"Which František are you waiting for?"
Translation:Na kterého Františka čekáte?
Hard to say. It's more of a question of customs and manners, and even natives have sometimes problems to discern when it is appropriate and when not.
A few pieces of general advice that I could give you, stick with 'vy' at first, don't address someone using 'ty' unless you shake your hands and there's some kind of an introduction. Then it depends on the situation, your/the other's social status, position of authority, age, gender etc.
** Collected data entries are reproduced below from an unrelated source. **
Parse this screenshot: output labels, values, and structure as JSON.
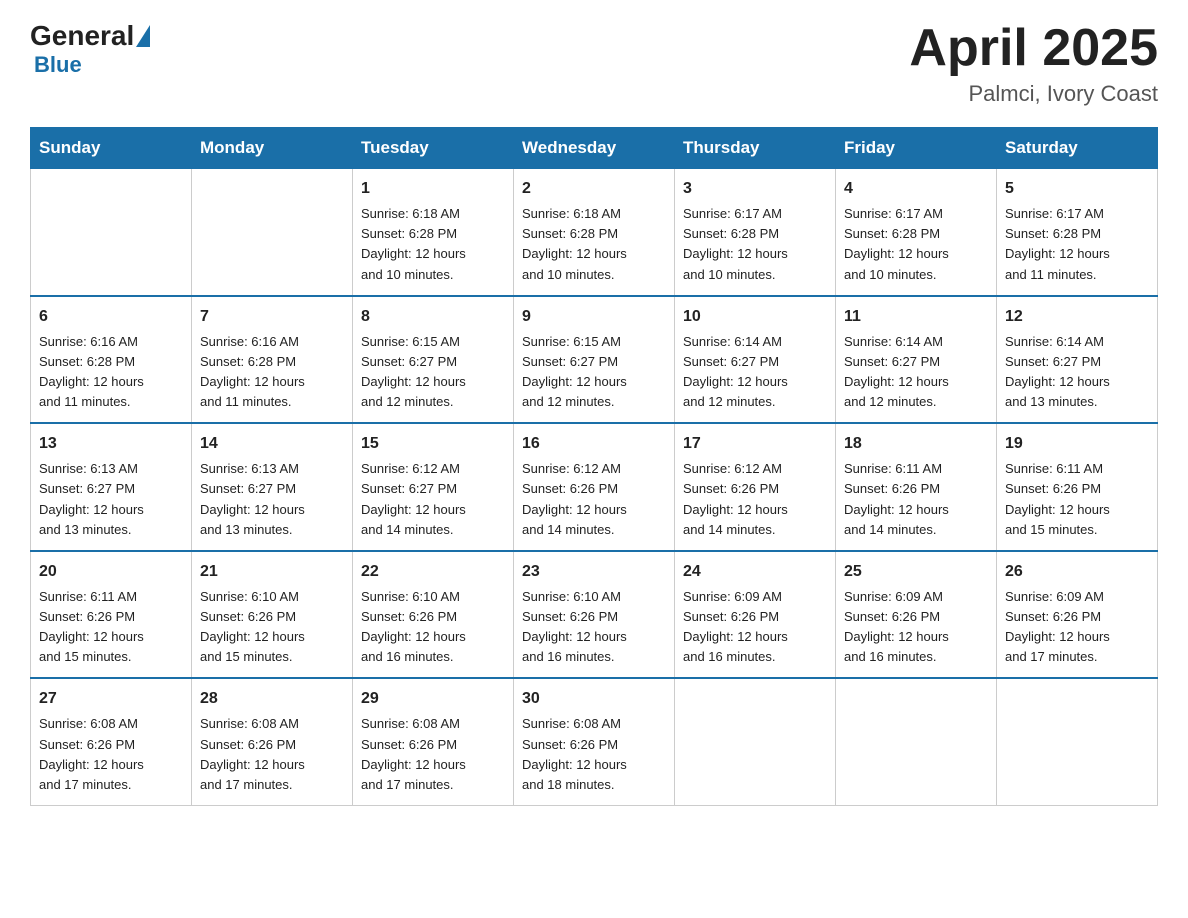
{
  "header": {
    "logo_general": "General",
    "logo_blue": "Blue",
    "month_year": "April 2025",
    "location": "Palmci, Ivory Coast"
  },
  "weekdays": [
    "Sunday",
    "Monday",
    "Tuesday",
    "Wednesday",
    "Thursday",
    "Friday",
    "Saturday"
  ],
  "weeks": [
    [
      {
        "day": "",
        "info": ""
      },
      {
        "day": "",
        "info": ""
      },
      {
        "day": "1",
        "info": "Sunrise: 6:18 AM\nSunset: 6:28 PM\nDaylight: 12 hours\nand 10 minutes."
      },
      {
        "day": "2",
        "info": "Sunrise: 6:18 AM\nSunset: 6:28 PM\nDaylight: 12 hours\nand 10 minutes."
      },
      {
        "day": "3",
        "info": "Sunrise: 6:17 AM\nSunset: 6:28 PM\nDaylight: 12 hours\nand 10 minutes."
      },
      {
        "day": "4",
        "info": "Sunrise: 6:17 AM\nSunset: 6:28 PM\nDaylight: 12 hours\nand 10 minutes."
      },
      {
        "day": "5",
        "info": "Sunrise: 6:17 AM\nSunset: 6:28 PM\nDaylight: 12 hours\nand 11 minutes."
      }
    ],
    [
      {
        "day": "6",
        "info": "Sunrise: 6:16 AM\nSunset: 6:28 PM\nDaylight: 12 hours\nand 11 minutes."
      },
      {
        "day": "7",
        "info": "Sunrise: 6:16 AM\nSunset: 6:28 PM\nDaylight: 12 hours\nand 11 minutes."
      },
      {
        "day": "8",
        "info": "Sunrise: 6:15 AM\nSunset: 6:27 PM\nDaylight: 12 hours\nand 12 minutes."
      },
      {
        "day": "9",
        "info": "Sunrise: 6:15 AM\nSunset: 6:27 PM\nDaylight: 12 hours\nand 12 minutes."
      },
      {
        "day": "10",
        "info": "Sunrise: 6:14 AM\nSunset: 6:27 PM\nDaylight: 12 hours\nand 12 minutes."
      },
      {
        "day": "11",
        "info": "Sunrise: 6:14 AM\nSunset: 6:27 PM\nDaylight: 12 hours\nand 12 minutes."
      },
      {
        "day": "12",
        "info": "Sunrise: 6:14 AM\nSunset: 6:27 PM\nDaylight: 12 hours\nand 13 minutes."
      }
    ],
    [
      {
        "day": "13",
        "info": "Sunrise: 6:13 AM\nSunset: 6:27 PM\nDaylight: 12 hours\nand 13 minutes."
      },
      {
        "day": "14",
        "info": "Sunrise: 6:13 AM\nSunset: 6:27 PM\nDaylight: 12 hours\nand 13 minutes."
      },
      {
        "day": "15",
        "info": "Sunrise: 6:12 AM\nSunset: 6:27 PM\nDaylight: 12 hours\nand 14 minutes."
      },
      {
        "day": "16",
        "info": "Sunrise: 6:12 AM\nSunset: 6:26 PM\nDaylight: 12 hours\nand 14 minutes."
      },
      {
        "day": "17",
        "info": "Sunrise: 6:12 AM\nSunset: 6:26 PM\nDaylight: 12 hours\nand 14 minutes."
      },
      {
        "day": "18",
        "info": "Sunrise: 6:11 AM\nSunset: 6:26 PM\nDaylight: 12 hours\nand 14 minutes."
      },
      {
        "day": "19",
        "info": "Sunrise: 6:11 AM\nSunset: 6:26 PM\nDaylight: 12 hours\nand 15 minutes."
      }
    ],
    [
      {
        "day": "20",
        "info": "Sunrise: 6:11 AM\nSunset: 6:26 PM\nDaylight: 12 hours\nand 15 minutes."
      },
      {
        "day": "21",
        "info": "Sunrise: 6:10 AM\nSunset: 6:26 PM\nDaylight: 12 hours\nand 15 minutes."
      },
      {
        "day": "22",
        "info": "Sunrise: 6:10 AM\nSunset: 6:26 PM\nDaylight: 12 hours\nand 16 minutes."
      },
      {
        "day": "23",
        "info": "Sunrise: 6:10 AM\nSunset: 6:26 PM\nDaylight: 12 hours\nand 16 minutes."
      },
      {
        "day": "24",
        "info": "Sunrise: 6:09 AM\nSunset: 6:26 PM\nDaylight: 12 hours\nand 16 minutes."
      },
      {
        "day": "25",
        "info": "Sunrise: 6:09 AM\nSunset: 6:26 PM\nDaylight: 12 hours\nand 16 minutes."
      },
      {
        "day": "26",
        "info": "Sunrise: 6:09 AM\nSunset: 6:26 PM\nDaylight: 12 hours\nand 17 minutes."
      }
    ],
    [
      {
        "day": "27",
        "info": "Sunrise: 6:08 AM\nSunset: 6:26 PM\nDaylight: 12 hours\nand 17 minutes."
      },
      {
        "day": "28",
        "info": "Sunrise: 6:08 AM\nSunset: 6:26 PM\nDaylight: 12 hours\nand 17 minutes."
      },
      {
        "day": "29",
        "info": "Sunrise: 6:08 AM\nSunset: 6:26 PM\nDaylight: 12 hours\nand 17 minutes."
      },
      {
        "day": "30",
        "info": "Sunrise: 6:08 AM\nSunset: 6:26 PM\nDaylight: 12 hours\nand 18 minutes."
      },
      {
        "day": "",
        "info": ""
      },
      {
        "day": "",
        "info": ""
      },
      {
        "day": "",
        "info": ""
      }
    ]
  ]
}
To illustrate it a bit: using 'ty' with newly-made friends of your age in a pub/café is perfectly appropriate, the same for your new roommate, classmate etc. Using 'ty' to address the mother of your SO/your new boss at work after you've just been introduced to her would be seen as rude. The same with using 'ty' to address your much older female co-worker, unless she has given you leave to do so. You wouldn't use 'ty' to address your customers or clients as well.
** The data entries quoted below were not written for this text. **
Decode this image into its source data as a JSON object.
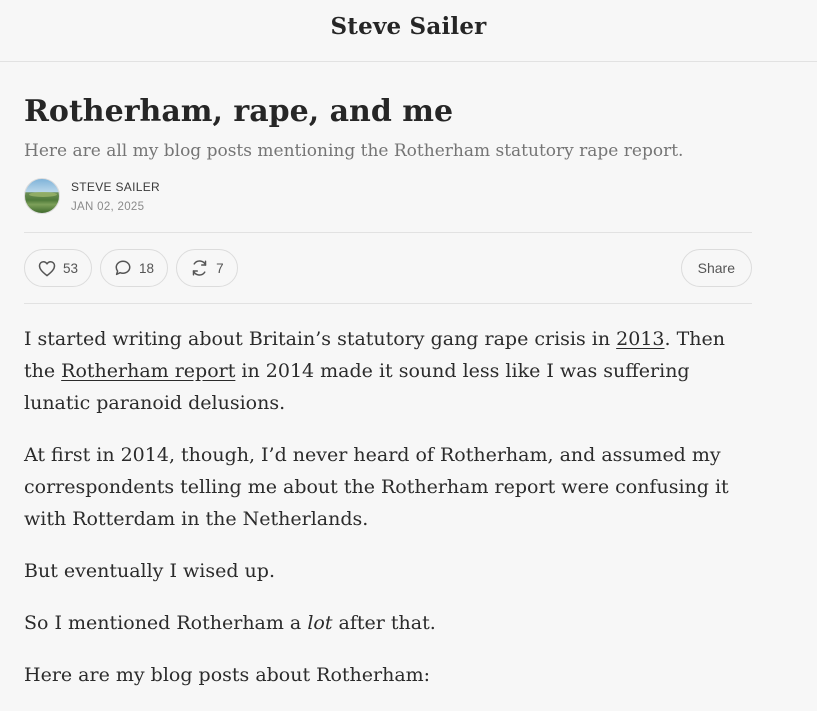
{
  "header": {
    "site_title": "Steve Sailer"
  },
  "post": {
    "title": "Rotherham, rape, and me",
    "subtitle": "Here are all my blog posts mentioning the Rotherham statutory rape report.",
    "author": "STEVE SAILER",
    "date": "JAN 02, 2025"
  },
  "actions": {
    "likes": "53",
    "comments": "18",
    "restacks": "7",
    "share_label": "Share"
  },
  "body": {
    "p1_a": "I started writing about Britain’s statutory gang rape crisis in ",
    "p1_link1": "2013",
    "p1_b": ". Then the ",
    "p1_link2": "Rotherham report",
    "p1_c": " in 2014 made it sound less like I was suffering lunatic paranoid delusions.",
    "p2": "At first in 2014, though, I’d never heard of Rotherham, and assumed my correspondents telling me about the Rotherham report were confusing it with Rotterdam in the Netherlands.",
    "p3": "But eventually I wised up.",
    "p4_a": "So I mentioned Rotherham a ",
    "p4_em": "lot",
    "p4_b": " after that.",
    "p5": "Here are my blog posts about Rotherham:"
  },
  "icons": {
    "like": "heart-icon",
    "comment": "speech-bubble-icon",
    "restack": "restack-arrows-icon"
  }
}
When in doubt, ask or offer using 'ty'. But you should know that the person with the 'higher status' offers first.
To confuse matters further, we sometimes use first names with plural 'vy' forms. That's kinda semi-formal. Your boss might address you like that. Or your teachers.
It's often pretty bad when a Czech uses "ty" inappropriately. It's a faux-pas. How bad it is also depends on the addresee's disposition - some take it with more humor, some take offense.
But when a non-native uses it wrong, it will most likely simply be ascribed to "he/she doesn't know enough Czech to know the difference." People are generally aware, for example, that English doesn't have the ty/vy distinction.